Kommentar: Das Mindestlohn-Dilemma
Münteferings Mindestlohn hat einen Haken: Er muss deutlich über Hartz IV-Niveau liegen. Ein Ausweg könnte eine Negativsteuer sein.
N icht genug, dass Oskar Lafontaine und seine Leute den SPD-Genossen täglich vor Augen führen, wer die wahren Linken sind. Nein, jetzt setzt auch noch ein CDU-Ministerpräsident zum Überholmanöver von links an. Da kann man schon ärgerlich werden, wenn man Franz Müntefering heißt, Sozialdemokrat sowie Arbeits- und Sozialminister ist und seit Monaten recht erfolglos für soziale Gerechtigkeit kämpft.

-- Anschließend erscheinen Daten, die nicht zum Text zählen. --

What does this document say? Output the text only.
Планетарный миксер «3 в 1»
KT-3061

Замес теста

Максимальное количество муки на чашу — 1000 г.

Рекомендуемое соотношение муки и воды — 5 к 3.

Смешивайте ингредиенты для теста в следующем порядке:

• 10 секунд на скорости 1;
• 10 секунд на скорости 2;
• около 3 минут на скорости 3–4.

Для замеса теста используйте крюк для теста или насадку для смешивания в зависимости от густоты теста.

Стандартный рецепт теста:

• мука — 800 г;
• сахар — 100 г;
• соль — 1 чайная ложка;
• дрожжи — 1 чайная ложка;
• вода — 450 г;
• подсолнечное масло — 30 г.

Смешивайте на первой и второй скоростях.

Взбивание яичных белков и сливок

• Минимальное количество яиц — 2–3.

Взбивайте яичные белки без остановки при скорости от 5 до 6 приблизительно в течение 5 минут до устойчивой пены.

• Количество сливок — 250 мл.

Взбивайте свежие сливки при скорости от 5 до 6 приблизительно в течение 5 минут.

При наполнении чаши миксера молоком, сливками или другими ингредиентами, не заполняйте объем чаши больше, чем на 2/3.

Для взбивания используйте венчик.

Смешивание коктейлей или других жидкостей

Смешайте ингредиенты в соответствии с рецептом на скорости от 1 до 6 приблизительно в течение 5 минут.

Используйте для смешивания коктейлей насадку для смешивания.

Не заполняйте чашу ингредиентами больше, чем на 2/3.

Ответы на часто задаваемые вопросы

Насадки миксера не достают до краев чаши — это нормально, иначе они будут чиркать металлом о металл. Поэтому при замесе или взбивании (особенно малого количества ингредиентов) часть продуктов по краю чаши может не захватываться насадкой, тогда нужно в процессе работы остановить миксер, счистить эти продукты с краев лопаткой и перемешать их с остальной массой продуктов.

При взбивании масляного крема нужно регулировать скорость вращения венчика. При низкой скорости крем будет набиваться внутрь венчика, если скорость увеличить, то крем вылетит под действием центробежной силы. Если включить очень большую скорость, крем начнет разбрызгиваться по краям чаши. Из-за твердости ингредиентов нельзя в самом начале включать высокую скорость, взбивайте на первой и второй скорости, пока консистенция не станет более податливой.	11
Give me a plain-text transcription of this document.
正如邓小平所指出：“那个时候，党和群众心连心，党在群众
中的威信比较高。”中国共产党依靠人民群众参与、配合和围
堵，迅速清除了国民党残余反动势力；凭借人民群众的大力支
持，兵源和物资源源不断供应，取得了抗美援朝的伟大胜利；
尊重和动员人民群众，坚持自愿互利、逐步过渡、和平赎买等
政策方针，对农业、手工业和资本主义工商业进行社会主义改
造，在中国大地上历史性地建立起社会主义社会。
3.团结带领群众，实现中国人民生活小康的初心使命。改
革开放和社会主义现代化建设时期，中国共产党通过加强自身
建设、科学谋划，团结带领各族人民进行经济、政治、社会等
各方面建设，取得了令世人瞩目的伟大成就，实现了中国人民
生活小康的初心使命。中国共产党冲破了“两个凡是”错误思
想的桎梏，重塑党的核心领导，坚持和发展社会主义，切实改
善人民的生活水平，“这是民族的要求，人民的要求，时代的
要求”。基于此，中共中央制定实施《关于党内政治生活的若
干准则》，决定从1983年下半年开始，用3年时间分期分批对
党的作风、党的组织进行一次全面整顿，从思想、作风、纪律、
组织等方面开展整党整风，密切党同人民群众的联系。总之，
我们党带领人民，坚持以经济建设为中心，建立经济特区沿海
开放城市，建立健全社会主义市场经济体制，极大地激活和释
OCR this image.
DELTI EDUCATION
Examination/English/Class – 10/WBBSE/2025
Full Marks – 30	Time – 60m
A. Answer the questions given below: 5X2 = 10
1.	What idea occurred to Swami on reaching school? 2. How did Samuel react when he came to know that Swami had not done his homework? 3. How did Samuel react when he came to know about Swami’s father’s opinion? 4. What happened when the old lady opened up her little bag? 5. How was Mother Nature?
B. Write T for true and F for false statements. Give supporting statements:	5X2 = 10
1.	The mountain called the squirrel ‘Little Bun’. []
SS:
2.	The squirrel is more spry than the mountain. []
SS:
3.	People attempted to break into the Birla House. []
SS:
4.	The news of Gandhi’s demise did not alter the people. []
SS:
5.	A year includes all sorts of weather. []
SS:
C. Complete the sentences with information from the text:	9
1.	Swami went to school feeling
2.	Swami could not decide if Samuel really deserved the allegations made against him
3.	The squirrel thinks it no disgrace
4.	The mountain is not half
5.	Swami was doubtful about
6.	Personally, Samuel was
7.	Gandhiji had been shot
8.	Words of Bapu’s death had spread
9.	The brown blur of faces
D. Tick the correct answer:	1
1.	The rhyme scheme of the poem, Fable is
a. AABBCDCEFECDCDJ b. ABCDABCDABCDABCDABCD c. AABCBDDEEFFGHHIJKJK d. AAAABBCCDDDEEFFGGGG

Kein Wunder also, dass Müntefering der Forderung von Thüringens Landesvater Dieter Althaus nach höheren Hartz-IV-Sätzen gleich noch eins draufsetzt: mehr Geld für Bedürftige, ja bitte, aber an einen Mindestlohn gekoppelt. Denn, so die Logik des Ministers, die höheren Ausgaben für Hartz IV müssen anderswo eingespart werden. Und Müntefering stört es schon lange, dass Arbeitgeber geringe Löhne zahlen, wohl wissend, dass der Staat den Rest bis zum Existenzminimum drauflegt.
So weit, so gut, so sozial gerecht. Aus volkswirtschaftlicher Sicht hat die Koppelung von Hartz IV an einen Mindestlohn jedoch einen Haken: Ein Mindestlohn im Sinne von Müntfering muss deutlich über Hartz-IV-Niveau liegen, da er ein Leben in Würde garantieren und gleichzeitig einen Anreiz zur Aufnahme von Arbeit bieten soll. Je höher also die Hartz-IV-Sätze, desto höher fällt auch der Mindestlohn aus. Wo aber liegt ein Mindestlohn, der einerseits Dumping-Arbeit verhindert, andererseits in strukturschwachen Gegenden im Osten keine Arbeitsplätze kostet? Um das Dilemma zu umgehen, bietet sich eine andere Lösung an: eine Negativsteuer, die geringe Einkommen bis deutlich über Hartz-IV-Niveau aufstockt. Damit bliebe der Anreiz bestehen, Jobs mit niedriger Produktivität zu schaffen. Gleichzeitig müsste ein Arbeitgeber-Mindestlohn eingeführt werden, der verhindert, dass die Unternehmen ihre Löhne zu stark senken.
Nun ist es nicht so, dass die Koalition nicht auch schon auf diese Idee gestoßen wäre: Der Wirtschaftsweise Peter Bofinger schlug ein ähnliches Modell mit 4,50 Euro Mindestlohn vor. Der Vorschlag ist zwar nicht im Sinne der traditionellen Linken, aber er wäre ein Kompromiss: Weder würden Arbeitsplätze vernichtet noch Löhne im freien Fall sinken. Das müsste eigentlich auch für Müntefering attraktiv sein.